Jorge Amador, director de seguridad de Neza, México, tuvo una idea algo disparatada: incluir en las capacitaciones de los policías un módulo de literatura. Corría el año 2006 y Neza era una de las ciudades más peligrosas del país. Tras deshacerse de los policías corruptos, Amador redujo las jornadas laborales, aumentó el salario e impulsó el programa Literatura Siempre Alerta. Según decía, a través de la literatura los policías enriquecen su vocabulario y, además, tienen la oportunidad de adquirir experiencias y ampliar su visión de mundo. Sin embargo, había algo más: la aproximación a la literatura supone un beneficio ético. Amador consideraba que alguien que arriesga su vida para salvar la de los otros requiere convicciones muy profundas. Y la literatura, según él, puede mejorar esas convicciones en tanto nos permite “vivir vidas” con un compromiso similar.

Durante su gestión, por cierto, se redujeron significativamente los índices de criminalidad.
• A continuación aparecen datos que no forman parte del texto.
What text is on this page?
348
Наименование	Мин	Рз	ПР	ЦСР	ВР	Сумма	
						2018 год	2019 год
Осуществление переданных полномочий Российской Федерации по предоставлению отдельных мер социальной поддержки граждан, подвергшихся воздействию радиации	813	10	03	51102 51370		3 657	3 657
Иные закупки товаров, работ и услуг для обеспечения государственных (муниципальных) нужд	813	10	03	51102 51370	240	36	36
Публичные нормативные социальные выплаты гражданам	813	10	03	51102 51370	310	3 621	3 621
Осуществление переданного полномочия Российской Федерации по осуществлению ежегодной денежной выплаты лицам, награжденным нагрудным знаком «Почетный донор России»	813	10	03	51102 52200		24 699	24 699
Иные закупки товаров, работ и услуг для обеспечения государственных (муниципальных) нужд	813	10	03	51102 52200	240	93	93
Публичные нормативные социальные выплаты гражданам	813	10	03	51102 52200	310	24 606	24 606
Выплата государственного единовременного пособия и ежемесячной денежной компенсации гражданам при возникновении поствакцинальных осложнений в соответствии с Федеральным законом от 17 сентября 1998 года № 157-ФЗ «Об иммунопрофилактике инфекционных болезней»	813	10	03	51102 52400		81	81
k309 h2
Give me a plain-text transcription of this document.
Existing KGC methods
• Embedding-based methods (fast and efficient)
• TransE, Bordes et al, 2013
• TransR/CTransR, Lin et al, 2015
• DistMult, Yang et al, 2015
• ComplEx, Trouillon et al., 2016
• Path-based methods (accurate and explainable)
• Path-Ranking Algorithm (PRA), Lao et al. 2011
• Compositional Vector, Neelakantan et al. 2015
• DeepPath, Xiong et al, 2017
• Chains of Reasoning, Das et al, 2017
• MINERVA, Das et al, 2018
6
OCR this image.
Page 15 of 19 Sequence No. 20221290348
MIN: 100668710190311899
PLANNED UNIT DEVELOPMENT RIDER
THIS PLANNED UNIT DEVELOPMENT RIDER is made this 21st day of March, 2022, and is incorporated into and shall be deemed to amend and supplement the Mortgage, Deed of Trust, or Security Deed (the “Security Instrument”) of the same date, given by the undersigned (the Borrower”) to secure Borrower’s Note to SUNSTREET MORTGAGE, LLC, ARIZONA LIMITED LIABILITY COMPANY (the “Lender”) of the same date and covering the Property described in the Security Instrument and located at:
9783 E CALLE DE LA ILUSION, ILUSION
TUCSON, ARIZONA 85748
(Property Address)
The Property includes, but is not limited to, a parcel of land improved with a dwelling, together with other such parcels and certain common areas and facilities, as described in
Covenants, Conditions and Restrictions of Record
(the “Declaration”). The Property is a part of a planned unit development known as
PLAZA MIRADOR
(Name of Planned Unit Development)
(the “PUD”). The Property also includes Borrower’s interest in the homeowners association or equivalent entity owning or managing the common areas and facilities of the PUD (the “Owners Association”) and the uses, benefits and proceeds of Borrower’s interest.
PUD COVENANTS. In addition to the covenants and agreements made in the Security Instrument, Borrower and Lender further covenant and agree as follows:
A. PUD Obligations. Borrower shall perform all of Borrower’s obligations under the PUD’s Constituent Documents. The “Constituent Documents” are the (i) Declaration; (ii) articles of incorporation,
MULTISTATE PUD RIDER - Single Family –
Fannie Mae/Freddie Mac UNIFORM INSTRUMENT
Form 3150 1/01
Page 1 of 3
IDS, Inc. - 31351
Ciertamente nuestra idea de la lectura está lastrada por abundantes prejuicios: de lo estrictamente utilitario a la típica asociación con la alta cultura decimonónica (la lectura como pasatiempo burgués). Y, por supuesto, de acuerdo con esos prejuicios, un policía nunca lee a García Márquez o a Virginia Woolf; como nunca los lee, desde luego, una persona en condición de pobreza o un jornalero.

No hace falta insistir en que esos prejuicios entrañan un indiscutible tufo elitista y una pretensión, digamos, moralizante: ni un policía ni un pobre ni un jornalero deberían leer a Shakespeare o a Virginia Woolf. Porque a los policías, los pobres y los jornaleros les está reservado otro registro lexicográfico y su tiempo, por si fuera poco, debería ser empleado en cuestiones más apremiantes como, por ejemplo, dejar de ser policía, dejar de ser pobre y dejar de ser jornalero.

Umberto Eco alguna vez dijo que quien no lee, al final de sus días, habrá vivido una sola vida, la propia, mientras que quien lee habrá vivido cinco mil años. Hace unos años a Alberto Cañas y Guido Sáenz (se recomienda escuchar El legado de Guido Sáenz) se les ocurrió una idea tan disparatada como la de Jorge Amador: publicar en una editorial estatal libros de autores clásicos y distribuirlos de forma masiva, casi gratuitamente. Ignoro cuántos de esos libros se leyeron efectivamente. Pero recuerdo verlos, mucho tiempo después, en numerosas bibliotecas de amigos y familiares. Estaban allí. Disponibles para que cualquiera, independientemente de su origen, pudiera vivir otras vidas: acaso la de un Robin Crusoe o la de un tal Papá Goriot.

La Encuesta Actualidades 2022 de la Escuela de Estadística de la UCR revela que existe un gran consenso en la población costarricense: 87.8% considera que la lectura no es una perdida de tiempo. No obstante, tal y como mencionaron el escritor Gustavo Solórzano-Alfaro, la física Natalia Murillo Quirós y el cineasta y conductor radial Jurgen Ureña en el episodio de La Telaraña del 1 de abril, eso no significa que la mayoría de la población costarricense consuma o lea muchos libros. Hay, en palabras de Solórzano-Alfaro, un imperativo moral que no tiene correspondencia en la realidad cotidiana: todo mundo coincide en la necesidad de promover la lectura, pero…  ¿para qué? ¿Vale la pena? ¿Tiene sentido, siquiera, planteárselo?

Durante el programa, Natalia Murillo Quirós recordó episodios de infancia en los que su padre le llevaba libros al regresar de su trabajo. Evocó, específicamente, la lectura de una novela, Mujercitas, que le permitió entender que las niñas pueden salirse de los esquemas convencionales y llevar vidas alternativas. Para muchos, quizás, esa no es una razón suficiente. Yo, con todo, creo que sí lo es. Y sospecho que Jorge Amador, Alberto Cañas y Guido Sáenz también estarían de acuerdo.